Densitometry is a medical examination method, which aims to measure the bone density and the densitometers are frequently used by osteologists.


The densitometer evaluates bone density, which is abbreviated as BMD (bone mineral density). Some densitometric machines operate on principle of ultrasound, but the majority functions on the principle of X-ray. The patient lies on an examination pad and the device scans the bones. The bone mass poses a certain resistance to X-ray radiation. The rays are more absorbed by tissue containing more minerals. The resulting images are evaluated by a scoring system that compares the outcome to bone density in healthy individuals of a given age and sex. The entire test takes only a few minutes.


Densitometry can be performed without any special preparation. The patient does not need to fast or take any special medications before the examination.

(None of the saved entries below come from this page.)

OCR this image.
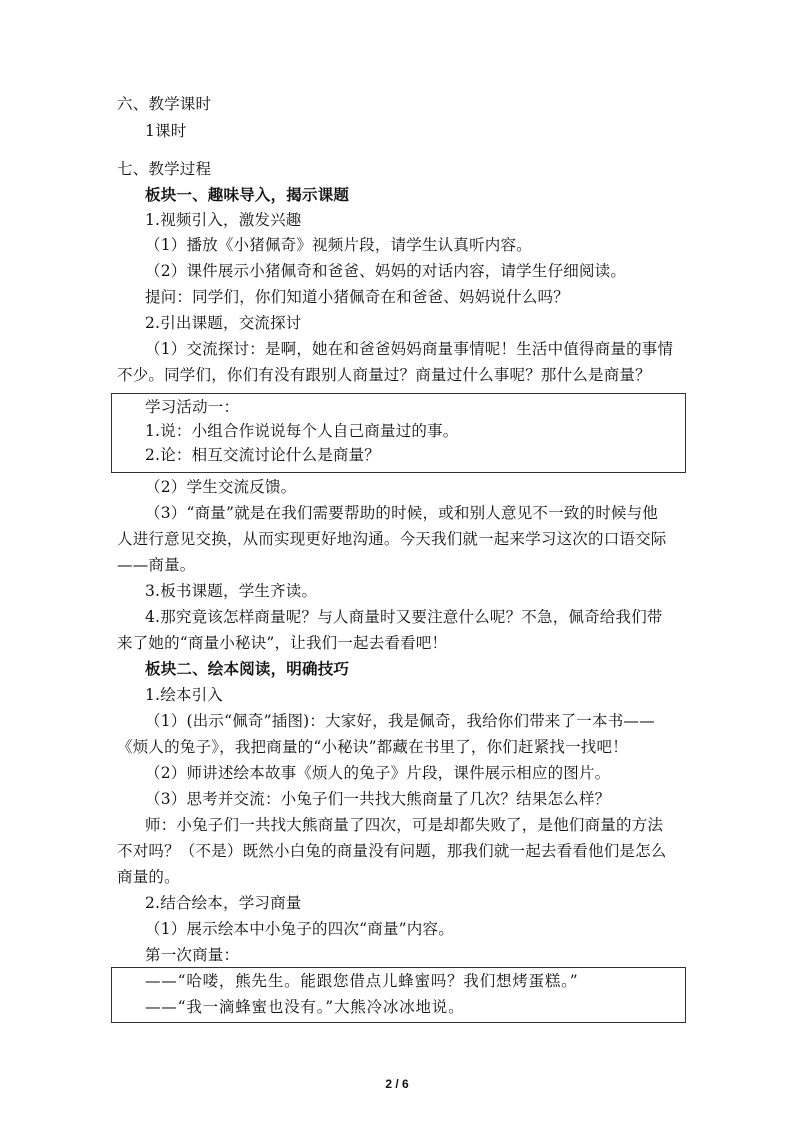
六、教学课时
1课时
七、教学过程
板块一、趣味导入，揭示课题
1.视频引入，激发兴趣
（1）播放《小猪佩奇》视频片段，请学生认真听内容。
（2）课件展示小猪佩奇和爸爸、妈妈的对话内容，请学生仔细阅读。
提问：同学们，你们知道小猪佩奇在和爸爸、妈妈说什么吗？
2.引出课题，交流探讨
（1）交流探讨：是啊，她在和爸爸妈妈商量事情呢！生活中值得商量的事情
不少。同学们，你们有没有跟别人商量过？商量过什么事呢？那什么是商量？
学习活动一：
1.说：小组合作说说每个人自己商量过的事。
2.论：相互交流讨论什么是商量？
（2）学生交流反馈。
（3）“商量”就是在我们需要帮助的时候，或和别人意见不一致的时候与他
人进行意见交换，从而实现更好地沟通。今天我们就一起来学习这次的口语交际
——商量。
3.板书课题，学生齐读。
4.那究竟该怎样商量呢？与人商量时又要注意什么呢？不急，佩奇给我们带
来了她的“商量小秘诀”，让我们一起去看看吧！
板块二、绘本阅读，明确技巧
1.绘本引入
（1）(出示“佩奇”插图)：大家好，我是佩奇，我给你们带来了一本书——
《烦人的兔子》，我把商量的“小秘诀”都藏在书里了，你们赶紧找一找吧！
（2）师讲述绘本故事《烦人的兔子》片段，课件展示相应的图片。
（3）思考并交流：小兔子们一共找大熊商量了几次？结果怎么样？
师：小兔子们一共找大熊商量了四次，可是却都失败了，是他们商量的方法
不对吗？（不是）既然小白兔的商量没有问题，那我们就一起去看看他们是怎么
商量的。
2.结合绘本，学习商量
（1）展示绘本中小兔子的四次“商量”内容。
第一次商量：
——“哈喽，熊先生。能跟您借点儿蜂蜜吗？我们想烤蛋糕。”
——“我一滴蜂蜜也没有。”大熊冷冰冰地说。
2 / 6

The examination is indicated in people who have risk factors of osteoporosis, or who are already suffering from this disease. The osteoporosis is a significant threat to older people, postmenopausal women, patients with certain hormonal disorders and any states leading to malabsorption of nutrients (including calcium). Very special subgroups of examined patients are castrated men due to hormonal changes that increase the bone demineralization. The castration may be performed as part of therapy of prostate cancer and in some countries; it is also a therapeutic method of male sexual deviants.


X-ray densitometers expose the examined person to radiation. However, the dose is minimal and the densitometry does not need to be frequently repeated.


The examination is quick, painless and relatively commonly available test that provides valuable information about the bone mass and treatment of osteoporosis.